Auch als Interpret von gehobenen Wiener Liedern erlangte der humorvolle Sänger höchste Beliebtheit.
Doch auch jetzt kommt wieder ein Geständis:
Meine Mutter und ich waren mit der Familie Kunz befreundet und mein, leider, mit 27 Jahren verstorbener Bruder der Schauspieler war, war mit Nicoline Kunz der Tochter auf der Schauspielschule (die leider am 31.12.1997 völlig unerwartet an einem Herzschlag erlag).
So ergab sich, wie von selbstverständlich eine engere Verbindungen zu Erich Kunz selbst. Erich Kunz dem Menschen.
Als ich 1952/53 zum Opernfan wurde, hatte eine Vorstellung daran maßgeblichen Anteil: nach "Nabucco" und "Freischütz" war es Mozarts "Zauberflöte", die ich als 10jähriger Gynasiumsschüler auf dem Stehplatz unserer heißgeliebten Oper erleben durfte.
Die Besetzung entsprach dem Wiener Stil: Irmgard Seefried (Pamina), Anton Dermota (Tamino), Paul Schöffler (Sprecher) - ja und Papageno war, wie konnte es anders sein, Erich Kunz.
Er war für meine und für mindestens zwei weitere Generationen die Inkarnation dieser Rolle, deren Ursprung zweifellos in der Wiener Hanswurst-Komödie liegt und vom Textdichter Emmanuel Schikaneder als wienerisches Ursymbol für Wein, Weib und Gesang in die Oper eingeführt wurde. Und eben dieser Erich Kunz war es, der dieser Rolle mit seiner ganzen liebenswürdigen Pfiffigkeit im Gepräge unserer Heimatstadt jenes Maß am Unsterblichkeit verlieh, das bis zum heutigen Tag Richtmaß geblieben ist, und an dem, meiner bescheidenen Meinung nach, alle Nachfolger bis dato gescheitert sind.
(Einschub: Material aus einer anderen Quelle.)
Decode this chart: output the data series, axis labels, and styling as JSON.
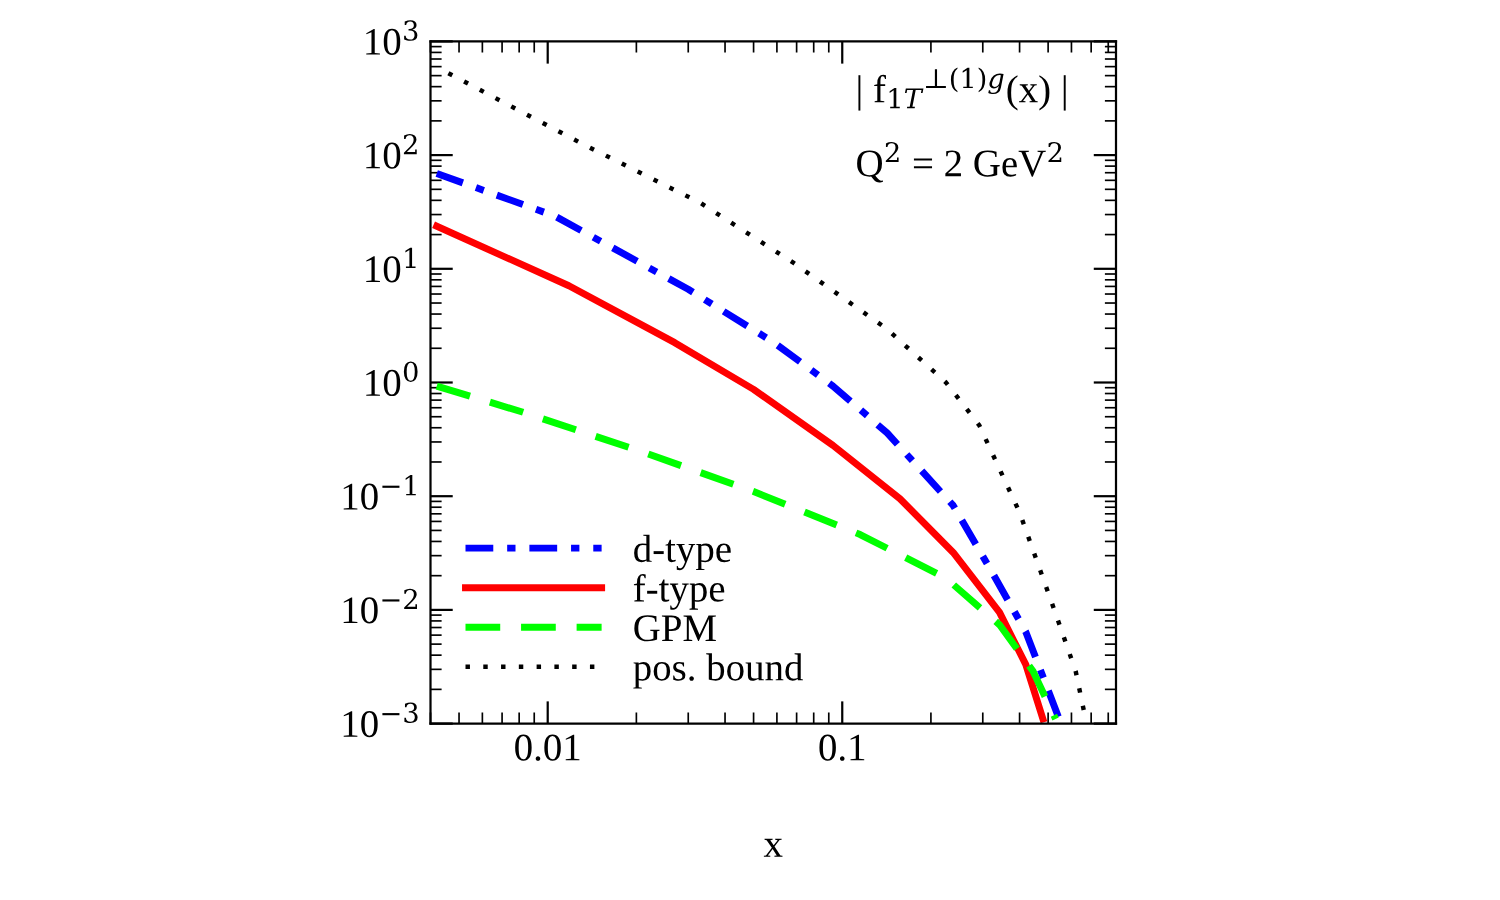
{
  "chart_data": {
    "type": "line",
    "xlabel": "x",
    "log": "xy",
    "xlim": [
      0.004,
      0.85
    ],
    "ylim": [
      0.001,
      1000
    ],
    "xticks": [
      0.01,
      0.1
    ],
    "yticks": [
      {
        "value": 0.001,
        "label": "10$^{−3}$"
      },
      {
        "value": 0.01,
        "label": "10$^{−2}$"
      },
      {
        "value": 0.1,
        "label": "10$^{−1}$"
      },
      {
        "value": 1,
        "label": "10$^{0}$"
      },
      {
        "value": 10,
        "label": "10$^{1}$"
      },
      {
        "value": 100,
        "label": "10$^{2}$"
      },
      {
        "value": 1000,
        "label": "10$^{3}$"
      }
    ],
    "grid": false,
    "legend": "bottom left",
    "annotations": [
      "| f$_{1T}$$^{⊥(1)g}$(x) |",
      "Q$^{2}$ = 2 GeV$^{2}$"
    ],
    "series": [
      {
        "name": "d-type",
        "color": "#0000ff",
        "line_style": "dashdot",
        "x": [
          0.0042,
          0.0106,
          0.03,
          0.0587,
          0.093,
          0.142,
          0.238,
          0.324,
          0.42,
          0.545
        ],
        "values": [
          69,
          29,
          6.6,
          2.24,
          0.93,
          0.36,
          0.083,
          0.021,
          0.0064,
          0.0011
        ]
      },
      {
        "name": "f-type",
        "color": "#ff0000",
        "line_style": "solid",
        "x": [
          0.0042,
          0.0118,
          0.027,
          0.05,
          0.093,
          0.157,
          0.238,
          0.342,
          0.42,
          0.48
        ],
        "values": [
          23.7,
          7.1,
          2.24,
          0.87,
          0.28,
          0.095,
          0.032,
          0.0095,
          0.0033,
          0.0011
        ]
      },
      {
        "name": "GPM",
        "color": "#00ff00",
        "line_style": "dashed",
        "x": [
          0.0042,
          0.0082,
          0.021,
          0.05,
          0.115,
          0.225,
          0.342,
          0.444,
          0.53
        ],
        "values": [
          0.93,
          0.55,
          0.245,
          0.11,
          0.046,
          0.019,
          0.0074,
          0.0029,
          0.0011
        ]
      },
      {
        "name": "pos. bound",
        "color": "#000000",
        "line_style": "dotted",
        "x": [
          0.0046,
          0.013,
          0.033,
          0.0686,
          0.142,
          0.225,
          0.292,
          0.4,
          0.518,
          0.62,
          0.67
        ],
        "values": [
          525,
          127,
          38,
          11.2,
          2.95,
          1.0,
          0.42,
          0.072,
          0.011,
          0.0029,
          0.0011
        ]
      }
    ]
  }
}
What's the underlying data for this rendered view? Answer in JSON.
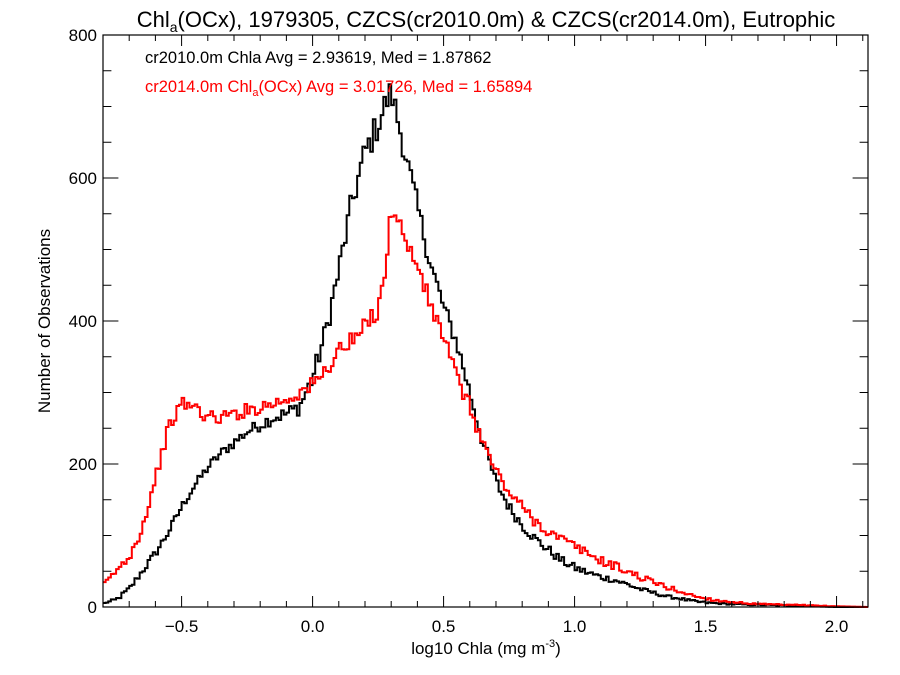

Ich gestehe offen, dass ich mir heutzutage freiwillig privat keine "Zauberflöte" mehr ansehen kann - abgesehen davon, dass es heute keinen Mozartstil und keine Mozartstimmen gibt - weil vor allem diese zentrale Wiener Aussage in diesem Stück fehlt.
Dieser Papageno, der uns Wienern quasi einen Spiegel vors Gesicht hält, kann wohl niemals mehr so spezifisch gegenwärtig auf die Opernbühne gebracht werden....
1987, darf ich, mit meiner Mutter, im Kreise seiner Familie einen Samstagnachmittag in seiner Grinzinger Wohnung mit ihm verbringen.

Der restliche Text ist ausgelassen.